I'm betting it's the vehicle former GM product czar Bob Lutz talked about a few years ago.
Earlier this week, Chevy announced that the brand's NASCAR teams will be racing a vehicle that carries a new nameplate. "Impala" is being abandoned at the end of the NASCAR season for a new nameplate.
This is not something that would normally peek my interest.
But what caught the attention of occasional NASCAR followers like myself was the announcement the race car will closely resemble the production version.
Closely resemble the production version?
That's news, and Chevy says it won't be carrying Malibu, let alone Spark or Sonic badging. It will be a new nameplate. Chevy won't say if one of the nameplates in its rich heritage will be revived.
During a conversation with Lutz a few years ago, he mentioned that Chevrolet needed a rear-wheel drive performance sedan to draw buyers to the brand. At that time Lutz was vice chairman for product development at General Motors.
He described a kind of spiritual successor to the 1994-1996 Impala SS. That car was distinguished by the Corvette V-8 under the hood. Jim Perkins, former head of Chevrolet, gets credit for the car, a car that's held in high regard today by collectors.
Lutz said the new generation Impala SS would be developed by Holden down in Australia on the subsidiary's rear-wheel drive architecture.
Pontiac got a version called the G8 GTP, back in 2009, which packed a 402-hp 6.2-liter V-8. Chevy didn't. Blame GM's bankruptcy.
Last year, Chevy teased enthusiasts with the Caprice, a V-8-powered sedan from Holden that's available to law enforcement agencies. Chevy enthusiasts pined and speculated about a U.S. civilian version of the Caprice.
Some time in the next several months Chevrolet will disclose the new nameplate, unveil the production car and the racing version for NASCAR tracks. We will see just how close in terms of styling the race car is to the production version.
Why is that news?
NASCAR dictates the shape of today's stock cars, meaning what essentially distinguishes a Chevrolet, Dodge, Ford or Toyota on the track are the car's color and graphics, and the brand's name positioned on the vehicle.
Every race car body is essentially the same shape, probably coming from the same mold.

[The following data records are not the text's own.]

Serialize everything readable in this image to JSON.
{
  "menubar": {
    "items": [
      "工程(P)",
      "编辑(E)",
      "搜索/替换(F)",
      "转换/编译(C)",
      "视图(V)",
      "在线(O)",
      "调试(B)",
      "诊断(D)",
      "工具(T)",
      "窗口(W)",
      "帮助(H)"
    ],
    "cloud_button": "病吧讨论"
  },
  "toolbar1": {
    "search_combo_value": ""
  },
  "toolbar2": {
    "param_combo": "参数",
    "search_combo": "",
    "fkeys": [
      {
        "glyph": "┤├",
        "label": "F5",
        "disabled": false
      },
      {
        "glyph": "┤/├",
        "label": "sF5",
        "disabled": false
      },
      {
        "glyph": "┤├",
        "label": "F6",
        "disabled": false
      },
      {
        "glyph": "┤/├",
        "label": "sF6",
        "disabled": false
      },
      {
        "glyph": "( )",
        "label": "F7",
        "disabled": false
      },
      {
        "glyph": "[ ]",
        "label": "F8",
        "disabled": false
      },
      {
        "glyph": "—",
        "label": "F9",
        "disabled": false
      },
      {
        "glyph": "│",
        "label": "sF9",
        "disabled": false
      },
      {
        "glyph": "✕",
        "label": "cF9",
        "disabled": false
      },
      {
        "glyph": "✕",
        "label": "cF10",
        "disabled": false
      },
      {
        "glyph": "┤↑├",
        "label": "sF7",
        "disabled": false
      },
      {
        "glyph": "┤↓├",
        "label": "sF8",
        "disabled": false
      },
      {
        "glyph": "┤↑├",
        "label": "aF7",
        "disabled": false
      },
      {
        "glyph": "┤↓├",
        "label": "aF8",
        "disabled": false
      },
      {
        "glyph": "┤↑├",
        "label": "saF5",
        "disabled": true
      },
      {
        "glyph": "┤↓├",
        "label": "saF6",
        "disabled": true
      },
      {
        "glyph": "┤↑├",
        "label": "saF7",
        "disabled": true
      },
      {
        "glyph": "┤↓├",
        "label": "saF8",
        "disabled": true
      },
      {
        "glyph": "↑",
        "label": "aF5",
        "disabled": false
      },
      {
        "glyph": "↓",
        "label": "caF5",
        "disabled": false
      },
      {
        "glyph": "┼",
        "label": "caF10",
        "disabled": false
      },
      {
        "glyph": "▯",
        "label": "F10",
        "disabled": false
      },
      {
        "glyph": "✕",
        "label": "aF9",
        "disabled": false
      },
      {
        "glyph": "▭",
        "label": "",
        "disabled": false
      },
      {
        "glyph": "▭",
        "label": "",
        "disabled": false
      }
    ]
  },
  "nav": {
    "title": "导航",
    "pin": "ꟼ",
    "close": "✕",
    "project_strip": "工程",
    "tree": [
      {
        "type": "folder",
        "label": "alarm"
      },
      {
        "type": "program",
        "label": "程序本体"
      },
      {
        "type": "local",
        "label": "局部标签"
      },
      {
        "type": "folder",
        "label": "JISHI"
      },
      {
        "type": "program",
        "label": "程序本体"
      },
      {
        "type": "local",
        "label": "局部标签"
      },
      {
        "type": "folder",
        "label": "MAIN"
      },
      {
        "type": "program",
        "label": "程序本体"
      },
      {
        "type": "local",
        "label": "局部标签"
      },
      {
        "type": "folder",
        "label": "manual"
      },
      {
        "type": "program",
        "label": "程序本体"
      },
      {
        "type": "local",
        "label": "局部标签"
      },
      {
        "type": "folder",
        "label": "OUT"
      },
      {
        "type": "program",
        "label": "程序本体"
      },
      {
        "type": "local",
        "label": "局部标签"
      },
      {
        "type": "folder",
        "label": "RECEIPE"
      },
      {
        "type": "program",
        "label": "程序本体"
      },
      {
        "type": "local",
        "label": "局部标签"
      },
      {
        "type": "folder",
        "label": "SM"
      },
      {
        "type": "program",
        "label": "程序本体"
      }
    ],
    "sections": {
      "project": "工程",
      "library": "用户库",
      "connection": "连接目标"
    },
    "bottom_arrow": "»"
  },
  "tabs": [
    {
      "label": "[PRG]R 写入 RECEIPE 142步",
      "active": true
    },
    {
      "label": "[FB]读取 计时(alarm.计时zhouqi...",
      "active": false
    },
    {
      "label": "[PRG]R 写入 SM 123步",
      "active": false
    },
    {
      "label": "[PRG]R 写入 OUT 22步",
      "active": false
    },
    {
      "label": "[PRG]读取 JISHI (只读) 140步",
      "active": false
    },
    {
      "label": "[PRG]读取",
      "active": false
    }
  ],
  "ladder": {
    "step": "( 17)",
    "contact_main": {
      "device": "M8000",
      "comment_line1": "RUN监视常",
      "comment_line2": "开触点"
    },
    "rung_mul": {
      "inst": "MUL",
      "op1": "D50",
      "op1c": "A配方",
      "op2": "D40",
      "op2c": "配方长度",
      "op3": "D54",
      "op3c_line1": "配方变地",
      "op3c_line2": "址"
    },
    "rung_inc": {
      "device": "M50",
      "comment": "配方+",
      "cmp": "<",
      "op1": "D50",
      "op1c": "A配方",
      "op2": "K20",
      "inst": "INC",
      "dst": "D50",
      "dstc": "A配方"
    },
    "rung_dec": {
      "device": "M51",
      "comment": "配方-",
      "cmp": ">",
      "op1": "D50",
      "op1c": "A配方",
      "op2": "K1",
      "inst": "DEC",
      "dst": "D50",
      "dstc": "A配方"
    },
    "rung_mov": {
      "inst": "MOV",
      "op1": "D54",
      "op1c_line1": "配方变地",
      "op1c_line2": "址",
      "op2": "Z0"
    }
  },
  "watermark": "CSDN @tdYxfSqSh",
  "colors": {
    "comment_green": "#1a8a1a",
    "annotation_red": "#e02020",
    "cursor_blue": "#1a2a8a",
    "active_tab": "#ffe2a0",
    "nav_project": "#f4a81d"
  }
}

While the graphics say Impala, Charger, Fusion and Camry, the car bodies lack the distinctive shape of the retail units. One body fits all in NASCAR -- that's essentially the rule. It's pretty boring.
But NASCAR changed the rules for the 2013 season. Automakers can incorporate a few styling cues seen on the retail car. Charger, Fusion and Toyota versions have been unveiled, and, yes, there's a closer resemblance to the retail versions. NASCAR enthusiasts can feel like they are closer to driving their favorite driver's racing machine.
But I think Chevy trumped each by adopting a new nameplate, separating this new performance car from its mainstream models. The strategy will create a buzz for the brand, drawing consumers to showroom to see Chevy's hot new car, which just might translate into sales for those other models in the product line.